ENZYMATIC DEGRADATION OF CYCLIC 2,3-DIPHOSPHOGLYCERATE TO 2,3-DIPHOSPHOGLYCERATE IN METHANOBACTERIUM-THERMOAUTOTROPHICUM

2,3-Diphosphoglycerate (2,3-DPG) has been found to be the product of the enzymatic degradation of cyclic 2,3-diphosphoglycerate (cDPG) in the archaebacterium Methanobacterium thermoautotrophicum DELTA-H. Although 2,3-DPG has not previously been detected as a major soluble component of M. thermoautotrophicum, large pools accumulated at an incubation temperature of 50-degrees-C (below the optimum growth temperature of 62-degrees-C). Under these conditions, cellular activity was significantly decreased; a return of the culture to the optimum growth temperature restored the 2,3-DPG pool back to original low levels and caused steady-state cDPG levels to increase again.

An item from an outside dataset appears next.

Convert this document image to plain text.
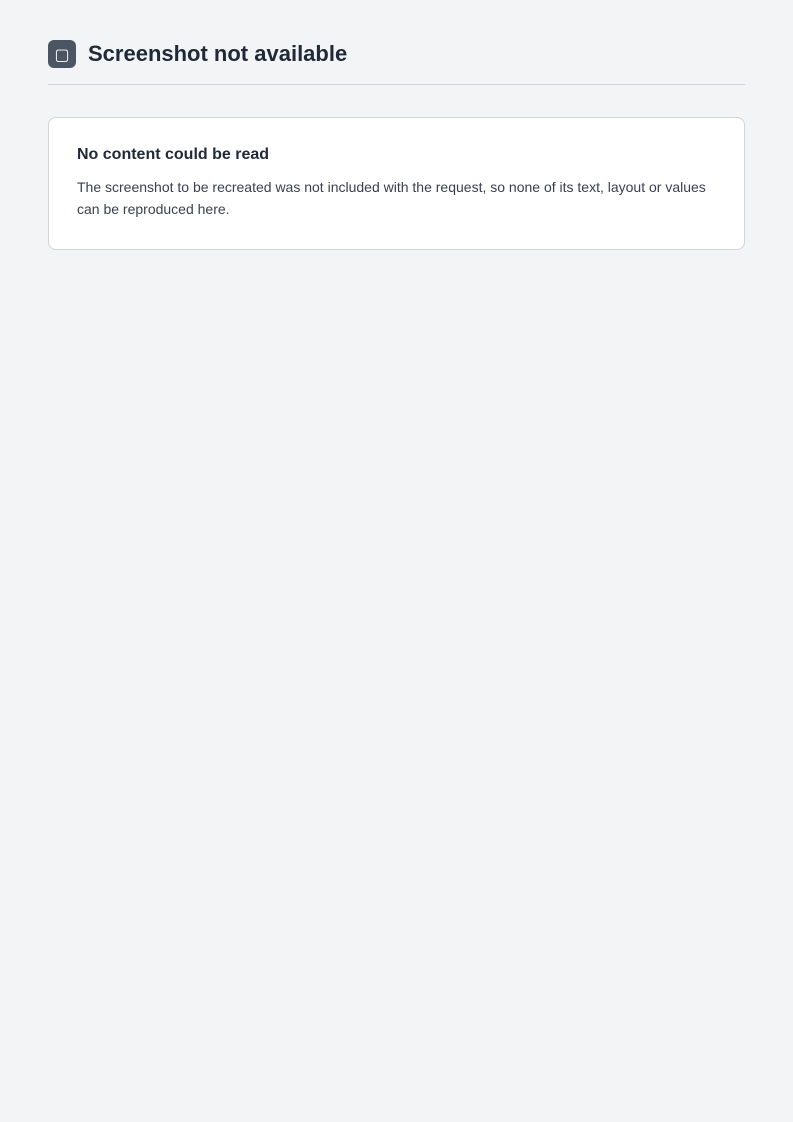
▢ Screenshot not available
No content could be read

The screenshot to be recreated was not included with the request, so none of its text, layout or values can be reproduced here.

While (CO2)-C-13-pulse/(CO2)-C-12-chase experiments at 50-degrees-C showed that the cDPG turned over, the appearance of 2,3-DPG at NMR-visible concentrations required at least 10 h. Production of 2,3-DPG in vivo was prevented by exposure of the cells to O2. The enzyme responsible for this hydrolysis of cDPG was purified by affinity chromatography and appears to be a 33-kDa protein. Activity was detected in the presence of oxygen and was enhanced by a solution of 1 M KCl, 25 mM MgCl2, and dithiothreitol. Both K(m) and V(max) have been determined at 37-degrees-C; kinetics also indicate that in vitro the product, 2,3-DPG, is an inhibitor of cDPG hydrolysis. These findings are discussed in view of a proposed role for cDPG in methanogens.